頭上から声が響いた。ギギギと微かな笑い声のような音がする。そして、船はゆっくりと進路を変えた。それから、副操縦席のスコープが自動で準備され、トリガーが起き上がった。そして、スコープの焦点に十字が重なる。瞬間。メインスクリーンいっぱいに広がった斧状の白い光が真っ直ぐに飛ぶ。そして僅か30秒も経たないうちに漆黒の軍艦を斜め左右から切り裂いた。哀れ、アキレスの船は光の渦を巻いて虚空に散った。

「何だ? 今のは……」
ダナが呆然とスクリーンを見やりながら呟く。
「おまえは、知っていたのか? 私が……」
サラが言った。
「それにしても、何であいつおまえのことバーニアだって知ってたんだ?」
ロリが不思議そうに問う。
「虹色の光がとてもきれいでしたわ」
スクリーンの残像を見ながらリサが言った。
「情報はすべて書き換えてある。

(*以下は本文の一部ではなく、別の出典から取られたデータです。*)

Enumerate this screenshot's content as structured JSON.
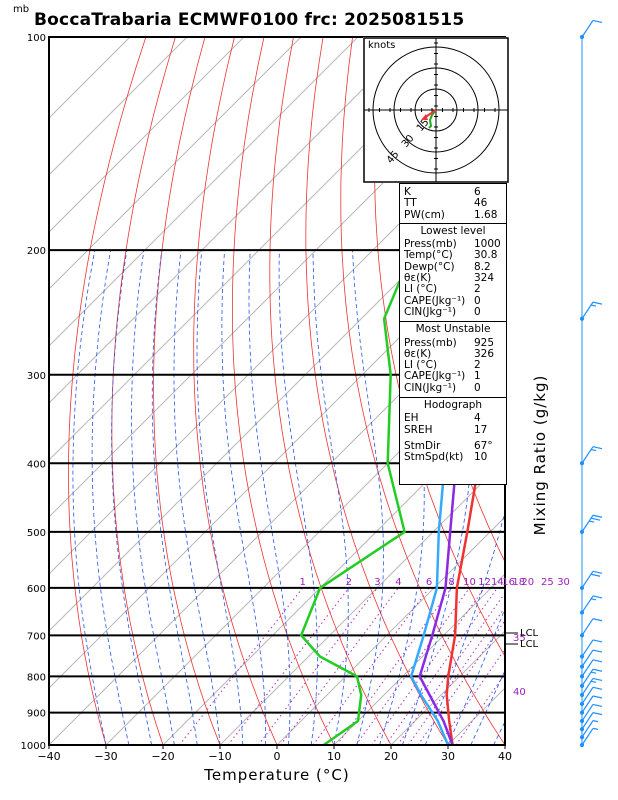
{
  "header": {
    "unit_label": "mb",
    "title": "BoccaTrabaria ECMWF0100 frc: 2025081515"
  },
  "chart_data": {
    "type": "skew-t",
    "xlabel": "Temperature (°C)",
    "ylabel_right": "Mixing Ratio (g/kg)",
    "x_ticks": [
      "−40",
      "−30",
      "−20",
      "−10",
      "0",
      "10",
      "20",
      "30",
      "40"
    ],
    "x_range": [
      -40,
      40
    ],
    "pressure_levels": [
      1000,
      900,
      800,
      700,
      600,
      500,
      400,
      300,
      200,
      100
    ],
    "pressure_labels": [
      "1000",
      "900",
      "800",
      "700",
      "600",
      "500",
      "400",
      "300",
      "200",
      "100"
    ],
    "mixing_ratio_labels": [
      "1",
      "2",
      "3",
      "4",
      "6",
      "8",
      "10",
      "12",
      "14",
      "16",
      "18",
      "20",
      "25",
      "30"
    ],
    "mixing_ratio_extra": [
      "35",
      "40"
    ],
    "lcl_labels": [
      "LCL",
      "LCL"
    ],
    "series": [
      {
        "name": "temperature",
        "color": "#ee3333",
        "points": [
          [
            1000,
            30.8
          ],
          [
            925,
            26
          ],
          [
            850,
            21
          ],
          [
            800,
            18
          ],
          [
            700,
            12
          ],
          [
            600,
            4
          ],
          [
            500,
            -4
          ],
          [
            400,
            -14
          ],
          [
            300,
            -27
          ],
          [
            250,
            -38
          ],
          [
            200,
            -43
          ],
          [
            100,
            -55
          ]
        ]
      },
      {
        "name": "dewpoint",
        "color": "#22cc22",
        "points": [
          [
            1000,
            8.2
          ],
          [
            925,
            10
          ],
          [
            850,
            6
          ],
          [
            800,
            2
          ],
          [
            750,
            -8
          ],
          [
            700,
            -15
          ],
          [
            600,
            -20
          ],
          [
            500,
            -15
          ],
          [
            400,
            -30
          ],
          [
            300,
            -45
          ],
          [
            250,
            -56
          ],
          [
            200,
            -63
          ],
          [
            100,
            -82
          ]
        ]
      },
      {
        "name": "parcel",
        "color": "#8a2be2",
        "points": [
          [
            1000,
            30.8
          ],
          [
            925,
            25
          ],
          [
            850,
            18
          ],
          [
            800,
            13
          ],
          [
            700,
            8
          ],
          [
            600,
            2
          ],
          [
            500,
            -7
          ],
          [
            400,
            -18
          ],
          [
            300,
            -34
          ],
          [
            200,
            -57
          ],
          [
            150,
            -70
          ],
          [
            120,
            -80
          ]
        ]
      },
      {
        "name": "parcel_virtual",
        "color": "#33aaff",
        "points": [
          [
            1000,
            30
          ],
          [
            925,
            24
          ],
          [
            850,
            16.5
          ],
          [
            800,
            11.5
          ],
          [
            700,
            6.5
          ],
          [
            600,
            0.5
          ],
          [
            500,
            -9
          ],
          [
            400,
            -20
          ],
          [
            300,
            -36
          ],
          [
            200,
            -59
          ],
          [
            150,
            -72
          ],
          [
            120,
            -82
          ]
        ]
      }
    ],
    "wind_barbs": [
      {
        "p": 1000,
        "spd": 5
      },
      {
        "p": 975,
        "spd": 5
      },
      {
        "p": 950,
        "spd": 10
      },
      {
        "p": 925,
        "spd": 10
      },
      {
        "p": 900,
        "spd": 10
      },
      {
        "p": 875,
        "spd": 10
      },
      {
        "p": 850,
        "spd": 15
      },
      {
        "p": 825,
        "spd": 15
      },
      {
        "p": 800,
        "spd": 10
      },
      {
        "p": 775,
        "spd": 10
      },
      {
        "p": 750,
        "spd": 10
      },
      {
        "p": 700,
        "spd": 10
      },
      {
        "p": 650,
        "spd": 15
      },
      {
        "p": 600,
        "spd": 20
      },
      {
        "p": 500,
        "spd": 25
      },
      {
        "p": 400,
        "spd": 15
      },
      {
        "p": 250,
        "spd": 15
      },
      {
        "p": 100,
        "spd": 10
      }
    ]
  },
  "hodograph": {
    "unit": "knots",
    "ring_labels": [
      "15",
      "30",
      "45"
    ]
  },
  "indices": {
    "k_label": "K",
    "k_value": "6",
    "tt_label": "TT",
    "tt_value": "46",
    "pw_label": "PW(cm)",
    "pw_value": "1.68"
  },
  "lowest_level": {
    "heading": "Lowest level",
    "rows": [
      {
        "label": "Press(mb)",
        "value": "1000"
      },
      {
        "label": "Temp(°C)",
        "value": "30.8"
      },
      {
        "label": "Dewp(°C)",
        "value": "8.2"
      },
      {
        "label": "θε(K)",
        "value": "324"
      },
      {
        "label": "LI (°C)",
        "value": "2"
      },
      {
        "label": "CAPE(Jkg⁻¹)",
        "value": "0"
      },
      {
        "label": "CIN(Jkg⁻¹)",
        "value": "0"
      }
    ]
  },
  "most_unstable": {
    "heading": "Most Unstable",
    "rows": [
      {
        "label": "Press(mb)",
        "value": "925"
      },
      {
        "label": "θε(K)",
        "value": "326"
      },
      {
        "label": "LI (°C)",
        "value": "2"
      },
      {
        "label": "CAPE(Jkg⁻¹)",
        "value": "1"
      },
      {
        "label": "CIN(Jkg⁻¹)",
        "value": "0"
      }
    ]
  },
  "hodo_indices": {
    "heading": "Hodograph",
    "rows": [
      {
        "label": "EH",
        "value": "4"
      },
      {
        "label": "SREH",
        "value": "17"
      },
      {
        "label": "StmDir",
        "value": "67°"
      },
      {
        "label": "StmSpd(kt)",
        "value": "10"
      }
    ]
  }
}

僕がバーニアとして生きるためにね。そして、君達の分も……。何も心配することはないんだ。すべて僕に任せておけばいい」
男が言った。この宇宙には数限りない星が存在している。そして、数限りない人間がそこにいる。その中には少々型からはみ出した変わり者の人間も存在する。バーニア、彼とその仲間達のように……。